In July, two brothers aged four and 18 months were allegedly murdered by their mother's boyfriend in Toowoomba, west of Brisbane. Department of Child Safety officers had contact with the older boy a fortnight before his death and handed him back to his mother and her partner.
A MOST interesting study of ill health among war veterans
Anti-malaria drug PREVENTS cancer. A fascinating finding. Australia had conscription during the Vietnam war so the sample is unusually representative. Dapsone is quite an old drug but is still not well understood. It is related to the Sulfonamides
Australia's Vietnam veterans were not harmed by taking the drug Dapsone to protect against malaria, a new study has found. The finding has eased veterans' concerns that Dapsone might have contributed to health problems they suffered in later life. Veterans Affairs Minister Bruce Billson said the study showed the incidence of cancer among those who took Dapsone was actually 10 per cent lower than in a comparison group of veterans.
But, like earlier studies into the cancer and mortality of Vietnam veterans, the study confirmed that Vietnam war service had adverse effects on the health of many veterans, he said. "The overall incidence of cancer in both groups of veterans is significantly higher than in the Australian population," he said in a statement. "For those who took Dapsone it was seven per cent higher and 20 per cent for those who didn't." [In other words, dapsone eliminated two thirds of the bad effects. Most impressive. IT WOULD SEEM TO SUGGEST A PREDOMINANTLY BACTERIAL CAUSE IN THE GENESIS OF CANCER AMONG VETERANS]

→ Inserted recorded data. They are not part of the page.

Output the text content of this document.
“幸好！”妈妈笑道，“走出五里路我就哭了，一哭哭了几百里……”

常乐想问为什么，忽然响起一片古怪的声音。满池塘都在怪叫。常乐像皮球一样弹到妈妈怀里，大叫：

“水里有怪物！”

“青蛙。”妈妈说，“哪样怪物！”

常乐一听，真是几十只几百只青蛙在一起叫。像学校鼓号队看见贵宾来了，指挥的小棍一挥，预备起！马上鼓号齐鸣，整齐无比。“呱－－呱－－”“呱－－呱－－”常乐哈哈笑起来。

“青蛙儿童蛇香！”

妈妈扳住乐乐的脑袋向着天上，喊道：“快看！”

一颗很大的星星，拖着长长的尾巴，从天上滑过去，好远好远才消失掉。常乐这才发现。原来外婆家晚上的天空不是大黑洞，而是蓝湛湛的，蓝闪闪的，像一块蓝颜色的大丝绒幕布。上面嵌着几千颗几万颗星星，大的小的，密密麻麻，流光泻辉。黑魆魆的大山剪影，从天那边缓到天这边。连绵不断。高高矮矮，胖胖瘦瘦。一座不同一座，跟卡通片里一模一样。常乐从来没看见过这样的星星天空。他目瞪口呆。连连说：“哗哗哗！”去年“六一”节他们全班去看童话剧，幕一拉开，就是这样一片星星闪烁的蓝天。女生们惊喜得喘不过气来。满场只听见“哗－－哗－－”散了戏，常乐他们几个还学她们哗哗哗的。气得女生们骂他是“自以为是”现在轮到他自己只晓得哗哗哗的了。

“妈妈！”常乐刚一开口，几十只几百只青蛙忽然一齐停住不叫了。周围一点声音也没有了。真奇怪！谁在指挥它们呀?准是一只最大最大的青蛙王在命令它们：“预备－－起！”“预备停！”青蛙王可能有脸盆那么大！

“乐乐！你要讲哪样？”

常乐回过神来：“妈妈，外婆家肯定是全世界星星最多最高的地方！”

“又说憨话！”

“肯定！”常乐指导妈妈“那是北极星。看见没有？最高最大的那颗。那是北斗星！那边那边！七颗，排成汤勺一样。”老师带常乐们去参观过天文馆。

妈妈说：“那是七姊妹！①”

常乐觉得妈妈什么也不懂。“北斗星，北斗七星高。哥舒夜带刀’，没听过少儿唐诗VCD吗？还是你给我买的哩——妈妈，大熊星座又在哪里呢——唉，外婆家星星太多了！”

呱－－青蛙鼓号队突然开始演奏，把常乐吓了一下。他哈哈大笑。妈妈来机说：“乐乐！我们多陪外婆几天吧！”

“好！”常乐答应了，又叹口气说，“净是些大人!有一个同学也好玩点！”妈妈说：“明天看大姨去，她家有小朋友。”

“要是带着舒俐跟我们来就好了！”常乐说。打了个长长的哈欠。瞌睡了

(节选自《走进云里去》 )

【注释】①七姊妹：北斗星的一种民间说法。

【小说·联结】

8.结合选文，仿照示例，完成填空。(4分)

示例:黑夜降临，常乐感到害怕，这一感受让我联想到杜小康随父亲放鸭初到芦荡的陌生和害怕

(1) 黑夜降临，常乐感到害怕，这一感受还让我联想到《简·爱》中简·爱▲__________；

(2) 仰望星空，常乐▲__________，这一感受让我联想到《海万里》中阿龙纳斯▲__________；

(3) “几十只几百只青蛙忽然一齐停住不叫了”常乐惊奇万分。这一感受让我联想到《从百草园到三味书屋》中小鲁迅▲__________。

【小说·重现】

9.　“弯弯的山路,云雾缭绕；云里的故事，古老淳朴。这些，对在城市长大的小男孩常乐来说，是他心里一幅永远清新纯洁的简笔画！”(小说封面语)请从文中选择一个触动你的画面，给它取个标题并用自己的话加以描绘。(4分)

Vietnam Veterans Association national president Ron Coxon said veterans had been concerned that they might have been used as guinea pigs to test a drug that had health risks. "We had serious concerns that the veterans on Dapsone might have had some serious side effects from that medication," he said. "But from the controlled studies that have been done it would appear that is not the case ... this would seem to allay that."
Dapsone is an anti-bacterial drug most commonly used in the treatment of leprosy. During the Vietnam war, some Australian troops took the drug Paludrine as an anti-malarial agent, while some took both Paludrine and Dapsone. A royal commission into the effects of the herbicide agent orange on Australian troops in Vietnam, established in 1983, reviewed the use of Dapsone and recommended there be further study into whether it caused cancer.
The report released on Wednesday is the fourth and final volume of The Australian Vietnam Veterans Mortality and Cancer Incidence Study. This study, produced by the Department of Veterans Affairs in conjunction with the Australian Institute of Health and Welfare, examined all army veterans deaths identified from the end of Vietnam service to 2001, and all cancers diagnosed from 1982 to 2000. It compared death and cancer rates among those who consumed a combination of Dapsone and Paludrine with those who used Paludrine alone and concluded there was little evidence that Dapsone was associated with an increased cancer risk.
"There are case reports of cancers among persons who have taken Dapsone, but no specific or unusual site of cancer consistently appears in these reports," it said. "None of the reports gives a biological argument for an association of specific cancers with Dapsone use." It said most cases described in scientific literature as developing cancer had been taking Dapsone in high doses over long periods to treat leprosy. "The study revealed no definite evidence that Dapsone exposure (among Australian servicemen in Vietnam) was associated with an increase in total cancer incidence," it said.